Like you, Della, I often leave stamens on pod parent flowers that I pollinate. Sometimes I still want the pollen for something else. In such a case, I usually remove two or three stamens that will get in the way the most. Pollen stained fingers don't bother me, anyway. But I doubt that that actually bothers any of us.....

Your 5 year old just may be a budding future botanist!

I do "way-out" pollination crosses, too. Heck, when you've got the pollen and the pod parent, what have you got to lose? David Sims crossed martagons with asiatics and they are a called martasians. He always had to use the embryo rescue tichnique, since the resulting hybrid embryo was not compatible with the seed endosperm. But you never know, Della. Black Beauty was one of those one-in-ten-thousand crosses. When Leslie Woodriff forst showed off his success, no one believed him.

The more pollen the better! I love the range of colours in pollen, and the delicate way each anther swivels on the end of its filament. I'm prone to just removing a whole anther and transfering straight from that, or straight from the dried, stored anthers. I'm rather sure if I had brushes they would be just that many more things I'd lose just when I needed them! My fingers, on the other hand....

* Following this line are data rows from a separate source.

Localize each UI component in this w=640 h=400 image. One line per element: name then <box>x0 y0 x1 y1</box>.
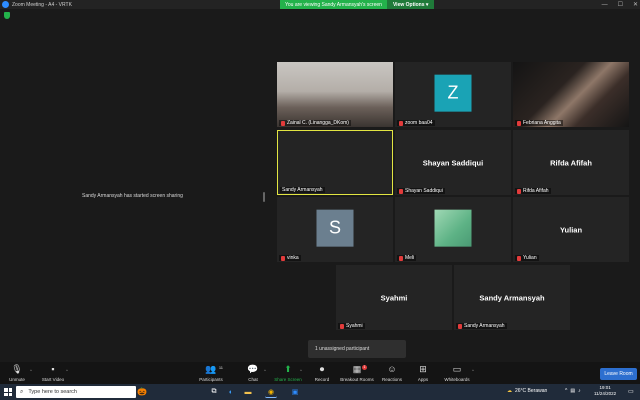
zoom-window: Zoom Meeting - A4 - VRTK You are viewing… <box>0 0 640 400</box>
participant-tile[interactable]: Z zoom baa04 <box>395 62 511 127</box>
microphone-off-icon: 🎙 <box>11 364 23 374</box>
participant-tile[interactable]: S vinka <box>277 197 393 262</box>
reactions-icon: ☺ <box>387 364 397 374</box>
task-view-icon[interactable]: ⧉ <box>208 386 220 398</box>
muted-mic-icon <box>399 120 403 126</box>
breakout-rooms-icon: ▦ <box>352 364 362 374</box>
participant-name-label: Syahmi <box>338 323 365 329</box>
muted-mic-icon <box>517 120 521 126</box>
participant-name-label: Meli <box>397 255 417 261</box>
unassigned-participant-notice[interactable]: 1 unassigned participant <box>308 340 406 358</box>
participant-display-name: Sandy Armansyah <box>479 293 545 302</box>
participant-name-label: vinka <box>279 255 301 261</box>
maximize-icon[interactable]: ☐ <box>618 1 623 8</box>
search-icon: ⌕ <box>20 388 24 395</box>
notification-icon[interactable]: ▭ <box>628 388 634 395</box>
participant-name-label: Yulian <box>515 255 539 261</box>
record-icon: ⏺ <box>319 364 325 374</box>
muted-mic-icon <box>399 255 403 261</box>
edge-browser-icon[interactable]: ◐ <box>225 386 237 398</box>
whiteboards-button[interactable]: ▭ Whiteboards <box>437 364 477 382</box>
muted-mic-icon <box>517 255 521 261</box>
participant-tile[interactable]: Zainal C. (Linangga_DKom) <box>277 62 393 127</box>
participant-avatar: S <box>316 209 354 247</box>
chrome-browser-icon[interactable]: ◉ <box>265 386 277 398</box>
muted-mic-icon <box>399 188 403 194</box>
chat-options-caret-icon[interactable]: ^ <box>264 368 266 373</box>
participant-name-label: Febriana Anggita <box>515 120 563 126</box>
breakout-rooms-button[interactable]: ▦ Breakout Rooms 1 <box>337 364 377 382</box>
participant-name-label: Shayan Saddiqui <box>397 188 445 194</box>
muted-mic-icon <box>281 255 285 261</box>
search-highlight-icon[interactable]: 🎃 <box>137 387 147 397</box>
apps-icon: ⊞ <box>419 364 427 374</box>
participants-icon: 👥 <box>205 364 217 374</box>
window-controls: — ☐ ✕ <box>602 0 638 9</box>
participant-tile[interactable]: Febriana Anggita <box>513 62 629 127</box>
volume-icon[interactable]: ♪ <box>578 388 581 394</box>
weather-cloud-icon: ☁ <box>507 388 512 394</box>
close-icon[interactable]: ✕ <box>633 1 638 8</box>
muted-mic-icon <box>458 323 462 329</box>
file-explorer-icon[interactable]: ▬ <box>242 386 254 398</box>
participant-profile-picture <box>434 209 472 247</box>
participant-name-label: Sandy Armansyah <box>280 187 325 193</box>
security-shield-icon[interactable] <box>4 12 10 19</box>
share-banner-text: You are viewing Sandy Armansyah's screen <box>280 0 387 9</box>
participants-button[interactable]: 👥 Participants 11 <box>191 364 231 382</box>
record-button[interactable]: ⏺ Record <box>302 364 342 382</box>
show-hidden-icons-icon[interactable]: ^ <box>565 388 567 394</box>
minimize-icon[interactable]: — <box>602 2 608 8</box>
start-video-button[interactable]: ▪ Start Video <box>33 364 73 382</box>
participant-name-label: Sandy Armansyah <box>456 323 507 329</box>
whiteboard-icon: ▭ <box>452 364 462 374</box>
participant-tile[interactable]: Shayan Saddiqui Shayan Saddiqui <box>395 130 511 195</box>
weather-widget[interactable]: ☁ 26°C Berawan <box>507 388 547 394</box>
participant-name-label: zoom baa04 <box>397 120 435 126</box>
chat-button[interactable]: 💬 Chat <box>233 364 273 382</box>
system-tray: ^ ▤ ♪ <box>565 388 581 394</box>
windows-taskbar: ⌕ Type here to search 🎃 ⧉ ◐ ▬ ◉ ▣ ☁ 26°C… <box>0 384 640 400</box>
participant-name-label: Zainal C. (Linangga_DKom) <box>279 120 351 126</box>
unmute-button[interactable]: 🎙 Unmute <box>0 364 37 382</box>
participant-display-name: Syahmi <box>380 293 408 302</box>
participant-tile-active-speaker[interactable]: Sandy Armansyah <box>277 130 393 195</box>
muted-mic-icon <box>340 323 344 329</box>
participants-count: 11 <box>218 365 223 370</box>
participant-tile[interactable]: Syahmi Syahmi <box>336 265 452 330</box>
share-screen-icon: ⬆ <box>284 364 292 374</box>
video-off-icon: ▪ <box>51 364 55 374</box>
video-options-caret-icon[interactable]: ^ <box>66 368 68 373</box>
whiteboard-options-caret-icon[interactable]: ^ <box>472 368 474 373</box>
participant-name-label: Rifda Afifah <box>515 188 551 194</box>
share-banner: You are viewing Sandy Armansyah's screen… <box>280 0 435 9</box>
participant-tile[interactable]: Sandy Armansyah Sandy Armansyah <box>454 265 570 330</box>
participant-avatar: Z <box>434 74 472 112</box>
taskbar-search-input[interactable]: ⌕ Type here to search <box>16 386 136 398</box>
chat-icon: 💬 <box>247 364 259 374</box>
windows-start-icon[interactable] <box>4 388 12 396</box>
zoom-app-icon <box>2 1 9 8</box>
muted-mic-icon <box>281 120 285 126</box>
breakout-badge: 1 <box>362 365 367 370</box>
participant-tile[interactable]: Meli <box>395 197 511 262</box>
muted-mic-icon <box>517 188 521 194</box>
network-icon[interactable]: ▤ <box>570 388 575 394</box>
participant-tile[interactable]: Yulian Yulian <box>513 197 629 262</box>
participant-video <box>278 131 392 194</box>
panel-splitter[interactable] <box>263 192 265 202</box>
leave-room-button[interactable]: Leave Room <box>600 368 637 380</box>
participant-display-name: Rifda Afifah <box>550 158 592 167</box>
participant-display-name: Yulian <box>559 225 583 234</box>
zoom-taskbar-icon[interactable]: ▣ <box>289 386 301 398</box>
participant-display-name: Shayan Saddiqui <box>422 158 484 167</box>
unmute-options-caret-icon[interactable]: ^ <box>30 368 32 373</box>
meeting-toolbar: 🎙 Unmute ^ ▪ Start Video ^ 👥 Participant… <box>0 362 640 384</box>
screen-share-message: Sandy Armansyah has started screen shari… <box>82 193 183 199</box>
participant-tile[interactable]: Rifda Afifah Rifda Afifah <box>513 130 629 195</box>
view-options-button[interactable]: View Options ▾ <box>386 0 435 9</box>
window-title: Zoom Meeting - A4 - VRTK <box>12 1 72 8</box>
taskbar-clock[interactable]: 19:01 11/24/2022 <box>594 385 616 397</box>
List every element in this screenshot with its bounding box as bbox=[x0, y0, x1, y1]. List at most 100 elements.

My young budding botanist is also learning that all those "pollums" spread over the table drying on bits of wax paper, are in fact all different, but she is in fact a mother hen, and gets rather more clucky about the lily mums with their foil caps. I hope it lasts! I thought I might let both kids choose a cross of their own to make this year, and see how their patience holds out waiting 2-3 years for the results!

Embryo rescue fascinates me - I'm very keen to learn the technique. Done a little tissue culture before, many years ago, and once even had the plans for a home-made laminar flow cabinet, but I'm back to square one I think, in re-learning and refreshing! There's no better inspiration than a new, beautiful lily...

I've seen a few pictures of the martasians, and think they're lovely. Folk that stick persistantly at a seemingly impossible cross really have my admiration. It can't hurt at all to try - odds of 1 in 10,000 take some beating!